É, depois de dares a procriação por encerrada, buscares na rede um ideograma kanji para «imortal», imprimi-lo numa folha A4, levá-lo ao melhor tatuador da tua área de residência e gravá-lo, em pequeno mas resoluto, no interior glabro e alvo do teu antebraço direito — em japonês e não nas imediações dos ilíacos, porque até nisto convém respeitar os limites de discrição impostos pela Comissão Europeia. É exibires orgulhosamente a tua nova peça de body art mesmo quando está de inverno, a título de firmeza. É toda a gente saber que já não há nada a fazer. É conheceres casualmente um aluno da licenciatura à bolonhesa em Estudos Orientais da Universidade do Pinhal Interior Norte que é franco contigo e te diz que:

a) a caligrafia pode ser aceitável para a insensibilidade de um ocidental, mas nunca o será para um estudante do ensino básico japonês que não pretenda falecer de insucesso escolar nos próximos 5 anos;
b) foste ludibriado e o ideograma não significa «imortal», mas sim «pipoca».

Imortalidade é comeres tudo o que vem à rede.

Imortalidade é o aluno da licenciatura à bolonhesa em Estudos Orientais da Universidade do Pinhal Interior Norte, que agora repugnas casualmente, não respeitar os limites da discrição impostos pela Comissão Europeia e ficares conhecido na terra como o Pipoca.

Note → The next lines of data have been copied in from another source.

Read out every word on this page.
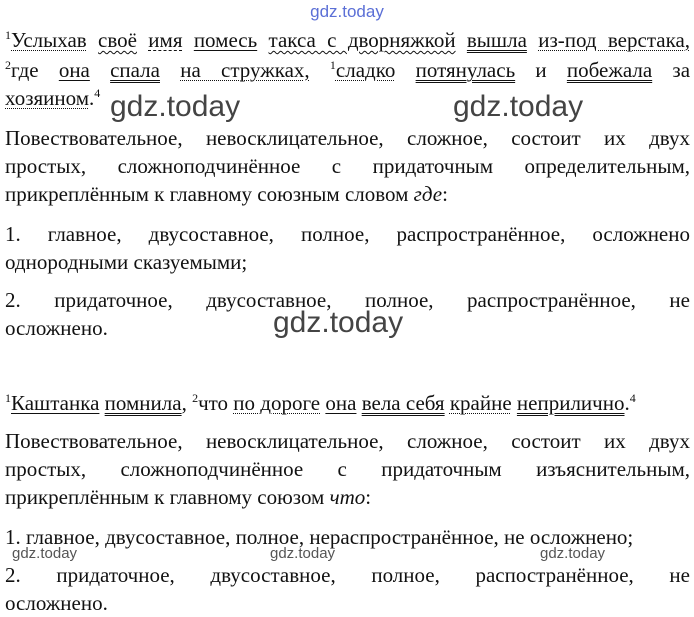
gdz.today
$^1$Услыхав своё имя помесь такса с дворняжкой вышла из-под верстака,
$^2$где она спала на стружках, $^1$сладко потянулась и побежала за
хозяином.$^4$ gdz.today	gdz.today
Повествовательное, невосклицательное, сложное, состоит их двух
простых, сложноподчинённое с придаточным определительным,
прикреплённым к главному союзным словом где:
1. главное, двусоставное, полное, распространённое, осложнено
однородными сказуемыми;
2. придаточное, двусоставное, полное, распространённое, не
осложнено.	gdz.today
$^1$Каштанка помнила, $^2$что по дороге она вела себя крайне неприлично.$^4$
Повествовательное, невосклицательное, сложное, состоит их двух
простых, сложноподчинённое с придаточным изъяснительным,
прикреплённым к главному союзом что:
1. главное, двусоставное, полное, нераспространённое, не осложнено;
2. придаточное, двусоставное, полное, распостранённое, не
осложнено.
gdz.today	gdz.today	gdz.today
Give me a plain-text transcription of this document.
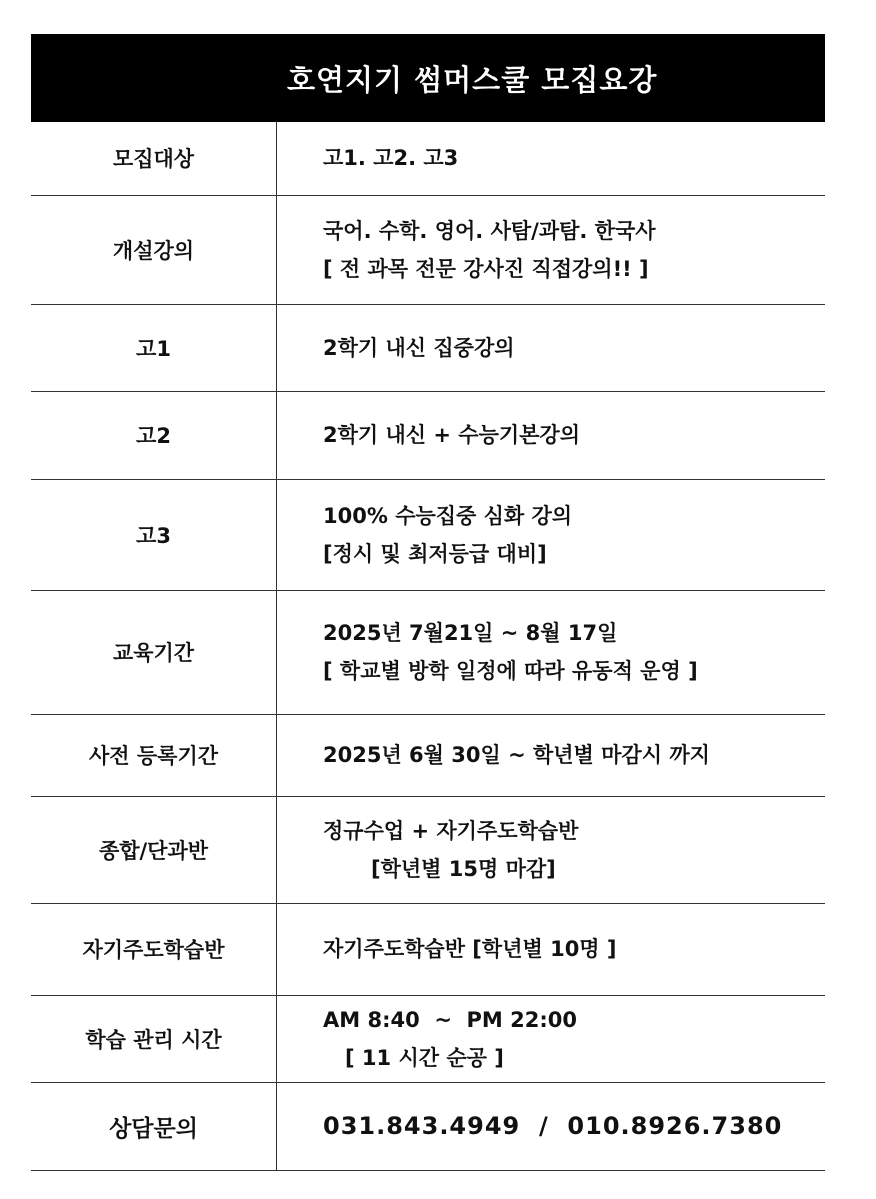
호연지기 썸머스쿨 모집요강
모집대상	고1. 고2. 고3

개설강의	국어. 수학. 영어. 사탐/과탐. 한국사
[ 전 과목 전문 강사진 직접강의!! ]

고1	2학기 내신 집중강의

고2	2학기 내신 + 수능기본강의

고3	100% 수능집중 심화 강의
[정시 및 최저등급 대비]

교육기간	2025년 7월21일 ~ 8월 17일
[ 학교별 방학 일정에 따라 유동적 운영 ]

사전 등록기간	2025년 6월 30일 ~ 학년별 마감시 까지

종합/단과반	정규수업 + 자기주도학습반
[학년별 15명 마감]

자기주도학습반	자기주도학습반 [학년별 10명 ]

학습 관리 시간	AM 8:40  ~  PM 22:00
[ 11 시간 순공 ]

상담문의	031.843.4949  /  010.8926.7380
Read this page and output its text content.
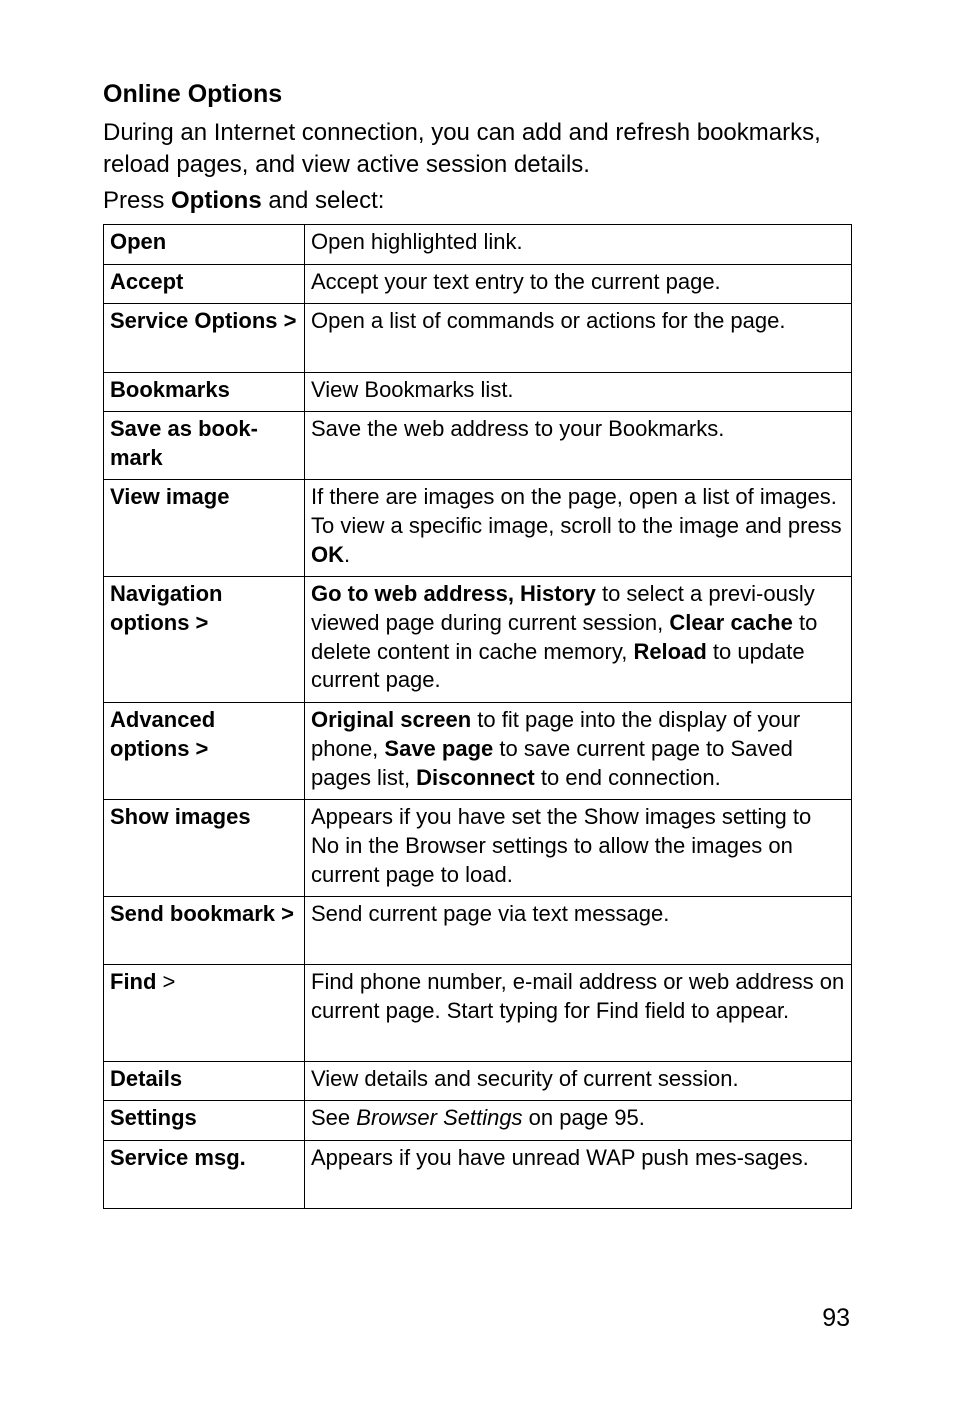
Online Options

During an Internet connection, you can add and refresh bookmarks, reload pages, and view active session details.

Press Options and select:

Open	Open highlighted link.
Accept	Accept your text entry to the current page.
Service Options >	Open a list of commands or actions for the page.
Bookmarks	View Bookmarks list.
Save as book-mark	Save the web address to your Bookmarks.
View image	If there are images on the page, open a list of images. To view a specific image, scroll to the image and press OK.
Navigation options >	Go to web address, History to select a previ-ously viewed page during current session, Clear cache to delete content in cache memory, Reload to update current page.
Advanced options >	Original screen to fit page into the display of your phone, Save page to save current page to Saved pages list, Disconnect to end connection.
Show images	Appears if you have set the Show images setting to No in the Browser settings to allow the images on current page to load.
Send bookmark >	Send current page via text message.
Find >	Find phone number, e-mail address or web address on current page. Start typing for Find field to appear.
Details	View details and security of current session.
Settings	See Browser Settings on page 95.
Service msg.	Appears if you have unread WAP push mes-sages.
93
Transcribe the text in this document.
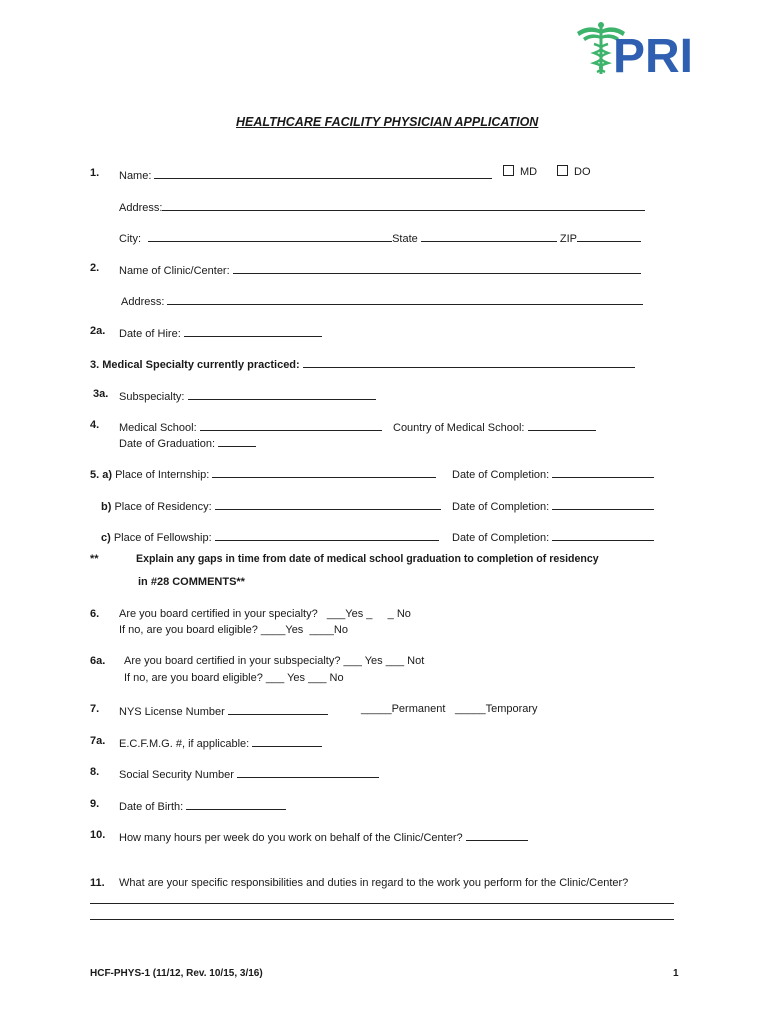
PRI
HEALTHCARE FACILITY PHYSICIAN APPLICATION
1. Name:	MD	DO
Address:
City:	State	ZIP
2. Name of Clinic/Center:
Address:
2a. Date of Hire:
3. Medical Specialty currently practiced:
3a. Subspecialty:
4. Medical School:	Country of Medical School:
Date of Graduation:
5. a) Place of Internship:	Date of Completion:
b) Place of Residency:	Date of Completion:
c) Place of Fellowship:	Date of Completion:
**	Explain any gaps in time from date of medical school graduation to completion of residency
in #28 COMMENTS**
6. Are you board certified in your specialty? ___Yes _ _ No
If no, are you board eligible? ____Yes ____No
6a. Are you board certified in your subspecialty? ___ Yes ___ Not
If no, are you board eligible? ___ Yes ___ No
7. NYS License Number	_____Permanent _____Temporary
7a. E.C.F.M.G. #, if applicable:
8. Social Security Number
9. Date of Birth:
10. How many hours per week do you work on behalf of the Clinic/Center?
11. What are your specific responsibilities and duties in regard to the work you perform for the Clinic/Center?
HCF-PHYS-1 (11/12, Rev. 10/15, 3/16)	1
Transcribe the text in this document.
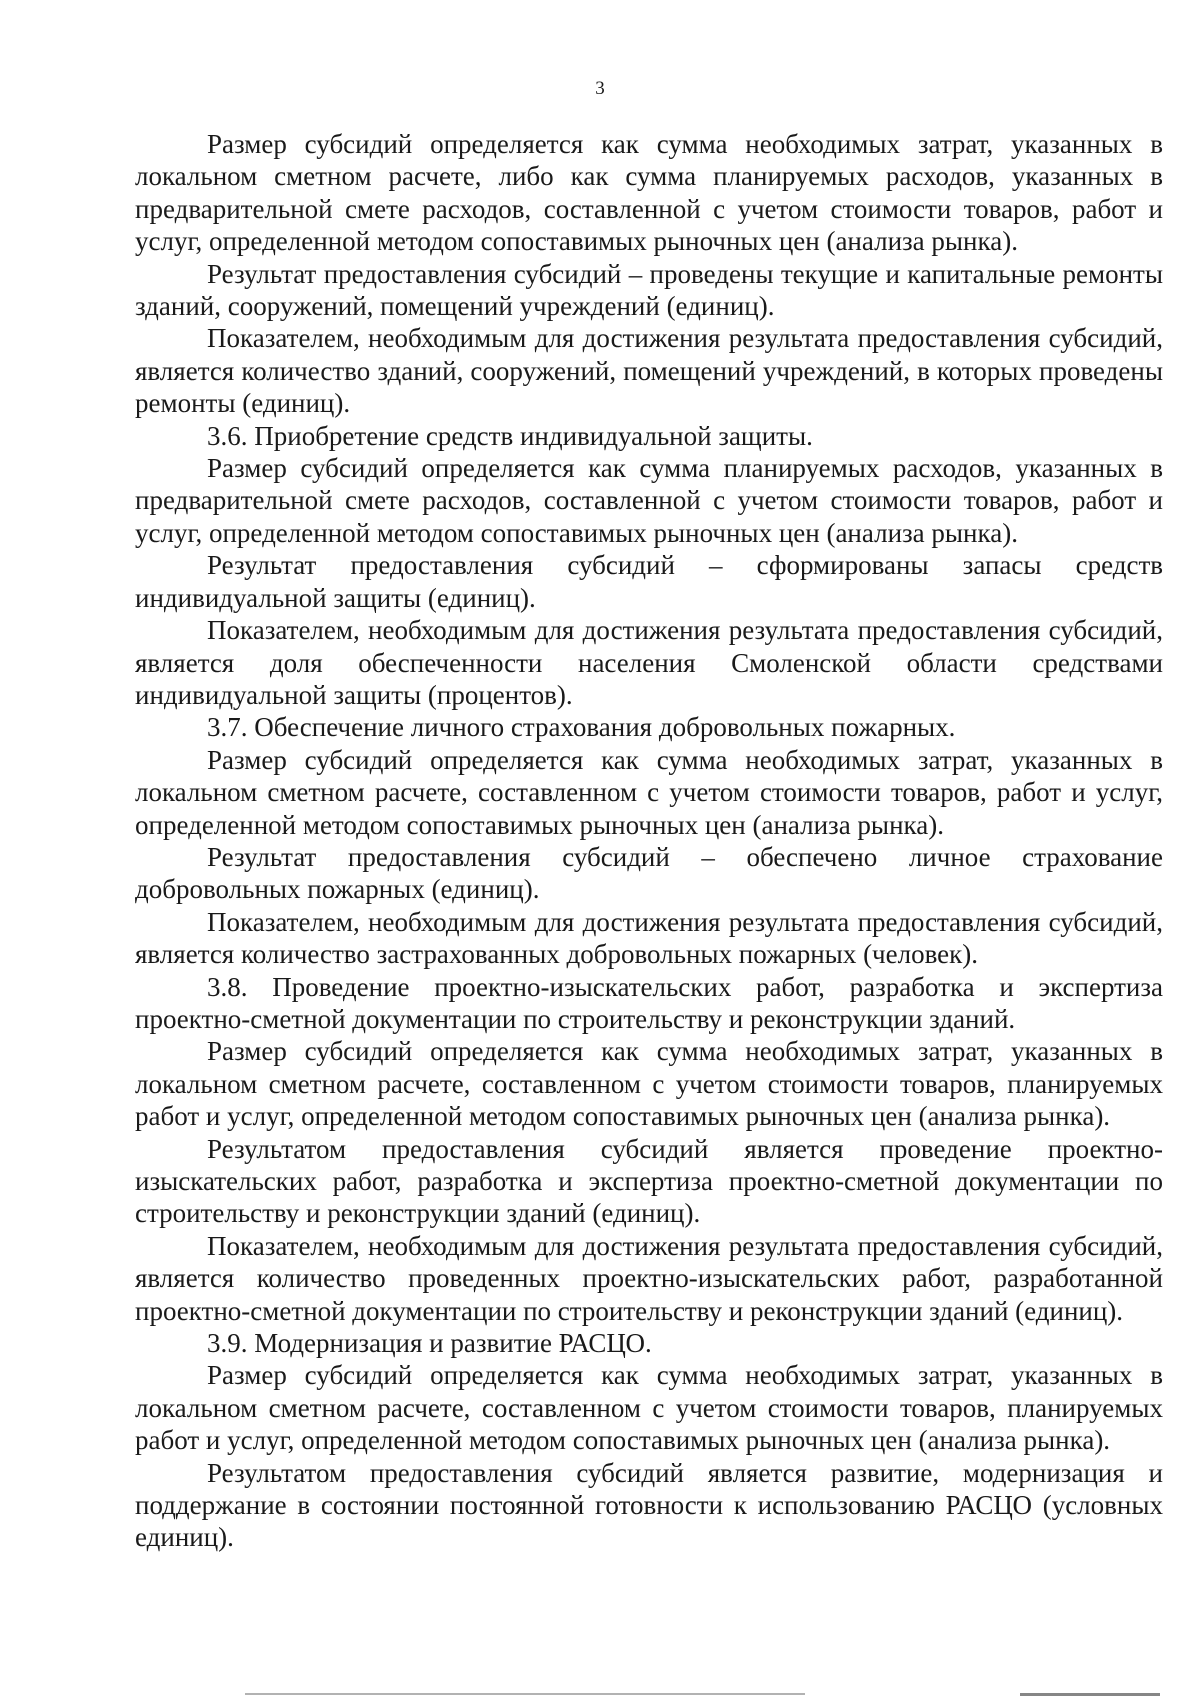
3

Размер субсидий определяется как сумма необходимых затрат, указанных в локальном сметном расчете, либо как сумма планируемых расходов, указанных в предварительной смете расходов, составленной с учетом стоимости товаров, работ и услуг, определенной методом сопоставимых рыночных цен (анализа рынка).

Результат предоставления субсидий – проведены текущие и капитальные ремонты зданий, сооружений, помещений учреждений (единиц).

Показателем, необходимым для достижения результата предоставления субсидий, является количество зданий, сооружений, помещений учреждений, в которых проведены ремонты (единиц).

3.6. Приобретение средств индивидуальной защиты.

Размер субсидий определяется как сумма планируемых расходов, указанных в предварительной смете расходов, составленной с учетом стоимости товаров, работ и услуг, определенной методом сопоставимых рыночных цен (анализа рынка).

Результат предоставления субсидий – сформированы запасы средств индивидуальной защиты (единиц).

Показателем, необходимым для достижения результата предоставления субсидий, является доля обеспеченности населения Смоленской области средствами индивидуальной защиты (процентов).

3.7. Обеспечение личного страхования добровольных пожарных.

Размер субсидий определяется как сумма необходимых затрат, указанных в локальном сметном расчете, составленном с учетом стоимости товаров, работ и услуг, определенной методом сопоставимых рыночных цен (анализа рынка).

Результат предоставления субсидий – обеспечено личное страхование добровольных пожарных (единиц).

Показателем, необходимым для достижения результата предоставления субсидий, является количество застрахованных добровольных пожарных (человек).

3.8. Проведение проектно-изыскательских работ, разработка и экспертиза проектно-сметной документации по строительству и реконструкции зданий.

Размер субсидий определяется как сумма необходимых затрат, указанных в локальном сметном расчете, составленном с учетом стоимости товаров, планируемых работ и услуг, определенной методом сопоставимых рыночных цен (анализа рынка).

Результатом предоставления субсидий является проведение проектно-изыскательских работ, разработка и экспертиза проектно-сметной документации по строительству и реконструкции зданий (единиц).

Показателем, необходимым для достижения результата предоставления субсидий, является количество проведенных проектно-изыскательских работ, разработанной проектно-сметной документации по строительству и реконструкции зданий (единиц).

3.9. Модернизация и развитие РАСЦО.

Размер субсидий определяется как сумма необходимых затрат, указанных в локальном сметном расчете, составленном с учетом стоимости товаров, планируемых работ и услуг, определенной методом сопоставимых рыночных цен (анализа рынка).

Результатом предоставления субсидий является развитие, модернизация и поддержание в состоянии постоянной готовности к использованию РАСЦО (условных единиц).
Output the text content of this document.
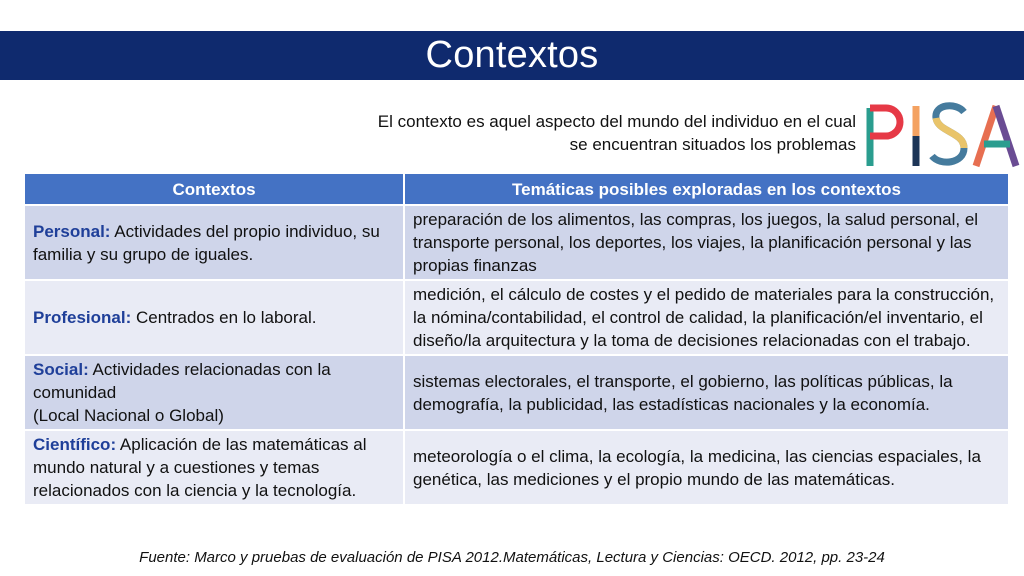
Contextos
El contexto es aquel aspecto del mundo del individuo en el cual
se encuentran situados los problemas
Contextos	Temáticas posibles exploradas en los contextos
Personal: Actividades del propio individuo, su familia y su grupo de iguales.	preparación de los alimentos, las compras, los juegos, la salud personal, el transporte personal, los deportes, los viajes, la planificación personal y las propias finanzas
Profesional: Centrados en lo laboral.	medición, el cálculo de costes y el pedido de materiales para la construcción, la nómina/contabilidad, el control de calidad, la planificación/el inventario, el diseño/la arquitectura y la toma de decisiones relacionadas con el trabajo.
Social: Actividades relacionadas con la comunidad
(Local Nacional o Global)	sistemas electorales, el transporte, el gobierno, las políticas públicas, la demografía, la publicidad, las estadísticas nacionales y la economía.
Científico: Aplicación de las matemáticas al mundo natural y a cuestiones y temas relacionados con la ciencia y la tecnología.	meteorología o el clima, la ecología, la medicina, las ciencias espaciales, la genética, las mediciones y el propio mundo de las matemáticas.
Fuente: Marco y pruebas de evaluación de PISA 2012.Matemáticas, Lectura y Ciencias: OECD. 2012, pp. 23-24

É o aluno da licenciatura à bolonhesa em Estudos Orientais da Universidade do Pinhal Interior Norte ser obrigado a transferir-se para a licenciatura à carbonara em Assistencialismo e Subsidiodependência da Universidade de Dão-Lafões para conseguir escapar à tua ira. É começarem a lançar-te piadinhas quando vais ao cinema. É passares a ficar na letra p sempre que te adicionam à lista de contactos. É teres de te apresentar assim porque já ninguém te conhece de outra maneira. É correres o risco de ter esse nome numa placa de rua, embora talvez nunca a viajar para lá da região transneptuniana. É a outra, santo deus, que nunca mais se farta e vai, chamar-te Pipoca para pôr em causa a tua virilidade sempre que só regressas na manhã seguinte. É saberes que Pipoca ainda pode acabar na identificação oficial das misturas do teu património daqui a duas, quatro, oito ou mil e vinte e quatro gerações, sabes lá tu com que orto ou ideografia.

É já não suportares mais a vida com o Pipoca, mesmo depois da dermoabrasão e da cicatriz hipertrófica, porque o Pipoca continua a viver bem contigo e também não se farta e vai. É ele começar a ir para o trabalho contigo e tu perguntares-te porque não foste antes para Londres, onde serias simplesmente pop apesar de corn, quando era tempo disso. É ires passar férias com não-iniciados e ele colar-se-te no momento em que regressas. É um dia não saberes onde tens a cabeça, ires com o Pipoca agarrado para o lavatório, como para todo o lado, perderes as estribeiras e dares-lhe uma tareia descomunal. É a seguir olhares-te ensanguentado ao espelho e, na solidão letal da casa-de-banho do quarto de casal, dizeres-lhe: «acredita, minha querida, doeu-me mais a mim que a ti».